DEVON HARDIN has always been a pretty smart and stable guy. He was a 4.0 student at Newark Memorial High and a young man who clearly understood the value and importance of getting a college education at a place like the University of California.

What's more, Hardin has always had a strong family behind him, supporting the tough decision-making processes a 6-foot-11 basketball prodigy has to make.

That's why it seemed so strange when another Bay Area newspaper reported Sunday that Hardin had hired an agent and was ready to take the NBA draft plunge despite uncertain prospects that he would be a first-round pick.
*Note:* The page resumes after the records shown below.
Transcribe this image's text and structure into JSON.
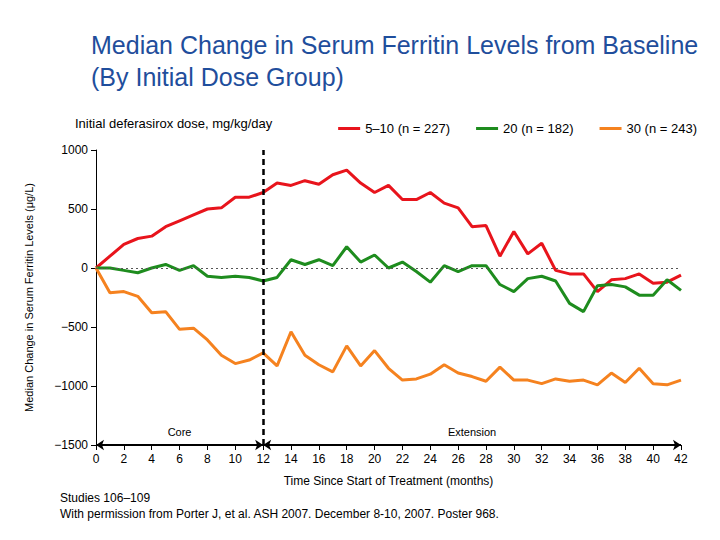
{
  "chart_data": {
    "type": "line",
    "title": "Median Change in Serum Ferritin Levels from Baseline (By Initial Dose Group)",
    "legend_title": "Initial deferasirox dose, mg/kg/day",
    "x_label": "Time Since Start of Treatment (months)",
    "y_label": "Median Change in Serum Ferritin Levels (μg/L)",
    "x": [
      0,
      1,
      2,
      3,
      4,
      5,
      6,
      7,
      8,
      9,
      10,
      11,
      12,
      13,
      14,
      15,
      16,
      17,
      18,
      19,
      20,
      21,
      22,
      23,
      24,
      25,
      26,
      27,
      28,
      29,
      30,
      31,
      32,
      33,
      34,
      35,
      36,
      37,
      38,
      39,
      40,
      41,
      42
    ],
    "series": [
      {
        "name": "5–10 (n = 227)",
        "color": "#e8141c",
        "values": [
          0,
          100,
          200,
          250,
          270,
          350,
          400,
          450,
          500,
          510,
          600,
          600,
          640,
          720,
          700,
          740,
          710,
          790,
          830,
          720,
          640,
          700,
          580,
          580,
          640,
          550,
          510,
          350,
          360,
          100,
          310,
          120,
          210,
          -20,
          -50,
          -50,
          -200,
          -100,
          -90,
          -50,
          -130,
          -120,
          -60
        ]
      },
      {
        "name": "20 (n = 182)",
        "color": "#1e8c1e",
        "values": [
          0,
          0,
          -20,
          -40,
          0,
          30,
          -20,
          20,
          -70,
          -80,
          -70,
          -80,
          -110,
          -80,
          70,
          30,
          70,
          20,
          180,
          50,
          110,
          0,
          50,
          -30,
          -120,
          20,
          -30,
          20,
          20,
          -140,
          -200,
          -90,
          -70,
          -110,
          -300,
          -370,
          -150,
          -140,
          -160,
          -230,
          -230,
          -100,
          -190
        ]
      },
      {
        "name": "30 (n = 243)",
        "color": "#f5821f",
        "values": [
          0,
          -210,
          -200,
          -240,
          -380,
          -370,
          -520,
          -510,
          -610,
          -740,
          -810,
          -780,
          -720,
          -830,
          -540,
          -740,
          -820,
          -880,
          -660,
          -830,
          -700,
          -850,
          -950,
          -940,
          -900,
          -820,
          -890,
          -920,
          -960,
          -840,
          -950,
          -950,
          -980,
          -940,
          -960,
          -950,
          -990,
          -890,
          -970,
          -850,
          -980,
          -990,
          -950
        ]
      }
    ],
    "xlim": [
      0,
      42
    ],
    "xticks": [
      0,
      2,
      4,
      6,
      8,
      10,
      12,
      14,
      16,
      18,
      20,
      22,
      24,
      26,
      28,
      30,
      32,
      34,
      36,
      38,
      40,
      42
    ],
    "ylim": [
      -1500,
      1000
    ],
    "yticks": [
      {
        "value": -1500,
        "label": "−1500"
      },
      {
        "value": -1000,
        "label": "−1000"
      },
      {
        "value": -500,
        "label": "−500"
      },
      0,
      500,
      1000
    ],
    "reference_lines": [
      {
        "axis": "x",
        "value": 12
      },
      {
        "axis": "y",
        "value": 0
      }
    ],
    "phases": [
      {
        "label": "Core",
        "from": 0,
        "to": 12
      },
      {
        "label": "Extension",
        "from": 12,
        "to": 42
      }
    ],
    "notes": [
      "Studies 106–109",
      "With permission from Porter J, et al. ASH 2007. December 8-10, 2007. Poster 968."
    ],
    "legend": "top",
    "grid": false
  }
}
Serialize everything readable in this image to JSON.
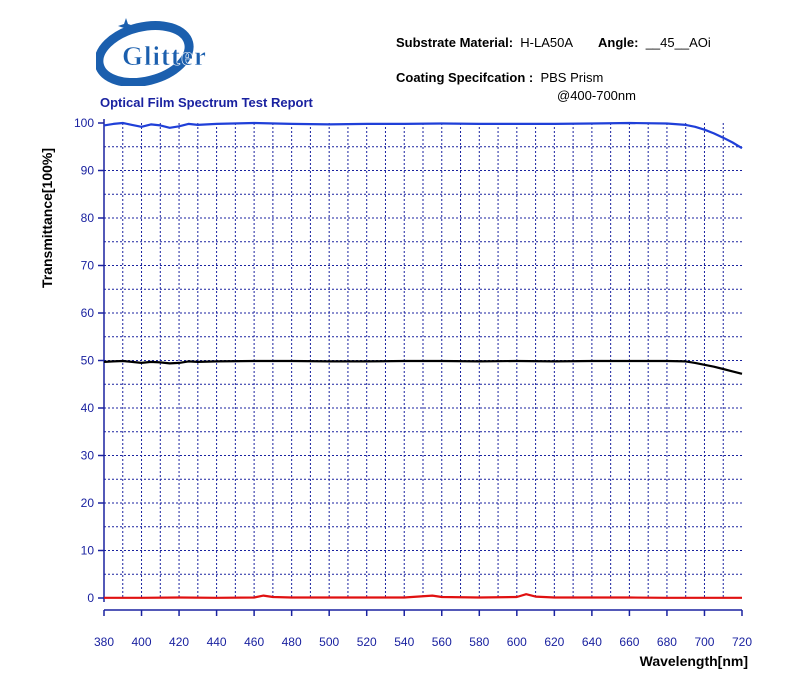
{
  "header": {
    "logo_text": "Glitter",
    "report_title": "Optical Film Spectrum Test Report",
    "substrate_label": "Substrate Material:",
    "substrate_value": "H-LA50A",
    "angle_label": "Angle:",
    "angle_value": "__45__AOi",
    "coating_label": "Coating Specifcation :",
    "coating_value": "PBS Prism",
    "coating_range": "@400-700nm"
  },
  "colors": {
    "axis_text": "#1a22a0",
    "grid": "#1a22a0",
    "series_blue": "#1f3fd8",
    "series_black": "#000000",
    "series_red": "#e01010",
    "logo_blue": "#1b5fae"
  },
  "chart_data": {
    "type": "line",
    "title": "",
    "xlabel": "Wavelength[nm]",
    "ylabel": "Transmittance[100%]",
    "xlim": [
      380,
      720
    ],
    "ylim": [
      0,
      100
    ],
    "xticks": [
      380,
      400,
      420,
      440,
      460,
      480,
      500,
      520,
      540,
      560,
      580,
      600,
      620,
      640,
      660,
      680,
      700,
      720
    ],
    "yticks": [
      0,
      10,
      20,
      30,
      40,
      50,
      60,
      70,
      80,
      90,
      100
    ],
    "grid": true,
    "series": [
      {
        "color": "#1f3fd8",
        "x": [
          380,
          385,
          390,
          395,
          400,
          405,
          410,
          415,
          420,
          425,
          430,
          440,
          460,
          480,
          500,
          520,
          540,
          560,
          580,
          600,
          620,
          640,
          660,
          680,
          690,
          695,
          700,
          705,
          710,
          715,
          720
        ],
        "y": [
          99.5,
          99.8,
          100,
          99.6,
          99.2,
          99.7,
          99.5,
          99.0,
          99.3,
          99.8,
          99.6,
          99.8,
          100,
          99.8,
          99.7,
          99.8,
          99.8,
          99.9,
          99.8,
          99.8,
          99.8,
          99.9,
          100,
          99.9,
          99.6,
          99.2,
          98.6,
          97.8,
          96.9,
          95.9,
          94.7
        ]
      },
      {
        "color": "#000000",
        "x": [
          380,
          385,
          390,
          395,
          400,
          405,
          410,
          415,
          420,
          425,
          430,
          440,
          460,
          480,
          500,
          520,
          540,
          560,
          580,
          600,
          620,
          640,
          660,
          680,
          690,
          695,
          700,
          705,
          710,
          715,
          720
        ],
        "y": [
          49.7,
          49.8,
          49.9,
          49.7,
          49.5,
          49.7,
          49.6,
          49.4,
          49.5,
          49.8,
          49.7,
          49.8,
          49.9,
          49.9,
          49.8,
          49.8,
          49.9,
          49.9,
          49.8,
          49.9,
          49.8,
          49.9,
          49.9,
          49.9,
          49.8,
          49.5,
          49.1,
          48.7,
          48.2,
          47.7,
          47.2
        ]
      },
      {
        "color": "#e01010",
        "x": [
          380,
          400,
          420,
          440,
          460,
          465,
          470,
          480,
          500,
          520,
          540,
          555,
          560,
          580,
          600,
          605,
          610,
          620,
          640,
          660,
          680,
          700,
          720
        ],
        "y": [
          0.05,
          0.05,
          0.1,
          0.05,
          0.1,
          0.5,
          0.2,
          0.1,
          0.1,
          0.1,
          0.1,
          0.5,
          0.2,
          0.1,
          0.2,
          0.8,
          0.3,
          0.1,
          0.1,
          0.1,
          0.05,
          0.05,
          0.05
        ]
      }
    ]
  }
}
Thankfully, those reports were erroneous. Hardin will be returning to Cal for his senior season, which is great news for Ben Braun and the Golden Bears but an even better development for Hardin. Quite likely, he will make himself a significantly richer man a year from now than he would have had he decided to take the gamble of turning pro now.

Hardin did declare his eligibility for the draft in April but actually did so for the right reasons — to show off his skills for NBA teams but also to gain a more accurate gauge of where he might be drafted. He wisely sat out the NBA's predraft camp becausehe hadn't played competitively since last December, when he suffered a stress fracture in his left foot during the second month of his junior season.

Instead, he worked out individually for more than a dozen NBA teams, including the Warriors this past week, which allowed him to gather and disseminate information about his prospects. Even though his draft stock may have risen by making the tour — financed out-of-pocket by his family — Hardin wisely deduced that turning pro was probably too dicey.

Perhaps he studied the plight of his former teammate, Leon Powe, who declared for the draft last year and wound up not being selected until the 52nd pick, past the midway point of the second round, by Denver. Worse yet, Powe didn't play much for the team he eventually landed with, Boston, despite the Celtics being one of the worst team in the league.

Because of his history of severe injury, Powe still probably made the right choice to jump to the NBA. Hence, a more accurate comparison might have been former Cal big man Jamaal Sampson, who had an NBA body similar to Hardin's and turned pro after his freshman season at Cal.

Amazingly, Sampson is still clinging to an NBA career, but he has played for five teams in five seasons and has played in a mere 72 games total, averaging 8.8 minutes at age 25. As a fourth-year pro last season, Sampson did manage to get a contract worth nearly $800,000 from the Denver Nuggets as an injury replacement.

But is that making it big in the NBA? Maybe for Sampson it is, but Hardin's prospects would seem higher with one more year of college seasoning ... and he should have his degree in hand if it turns out they aren't. He'll be set up for a good life regardless of what happens.

That said, it has to be a tempting endeavor for any young player when you start hearing your name compared to established NBA standouts. Hardin, to be sure, has some rare natural gifts — he's not only 6-11 but also plays taller because of his wingspan, leaping ability, athleticism and shot-blocking skills. Hardin has been likened to Dwight Howard and Ben Wallace in some draft projections.

The reality is that he lacks Howard's offensive polish and hasn't consistently demonstrated he can be a defensive and rebounding force like Wallace ... yet. One more season in college could get him a lot closer, though, possibly into the NBA lottery.

The difference financially between a 20th pick and a 10th pick over the course of the first three years is roughly double the dollar amount, and the fourth-year option and fifth-year qualifying offer take the earning potential of a higher pick to an even greater extreme.

Of course, the difference between being the 10th pick and the 30th pick widens the gap even more, and Hardin's odds of being the 30th pick were probably greater than going No. 20 or higher. 

All in all, his decision was pretty much a no-brainer, but then again, we've seen so many young prospects make the jump with little or no brains behind their decision with disastrous results.

It's nice to know the draft-declaration system still works for players who can weigh their options a little more creatively and objectively. Hardin probably enhanced his draft status just by giving teams a closer look at him, both as a player and as a person.

Yes, maybe the Warriors might have taken him with the No. 18 pick. But let's be honest, in Andris Biedrins they have a 21-year-old center with a bright future who's not going anywhere, and they also drafted 7-foot Patrick O'Bryant last year, and Bryant spent much of the year playing in the developmental league.

Hardin surely came to the realization that he will be far better off playing in the Pac-10 than the D League or keeping some NBA bench warm. He may be a little poorer, but it'll only be temporary, and he's going to have a lot more fun having made this call. Good work, DeVon. Smarter than ever.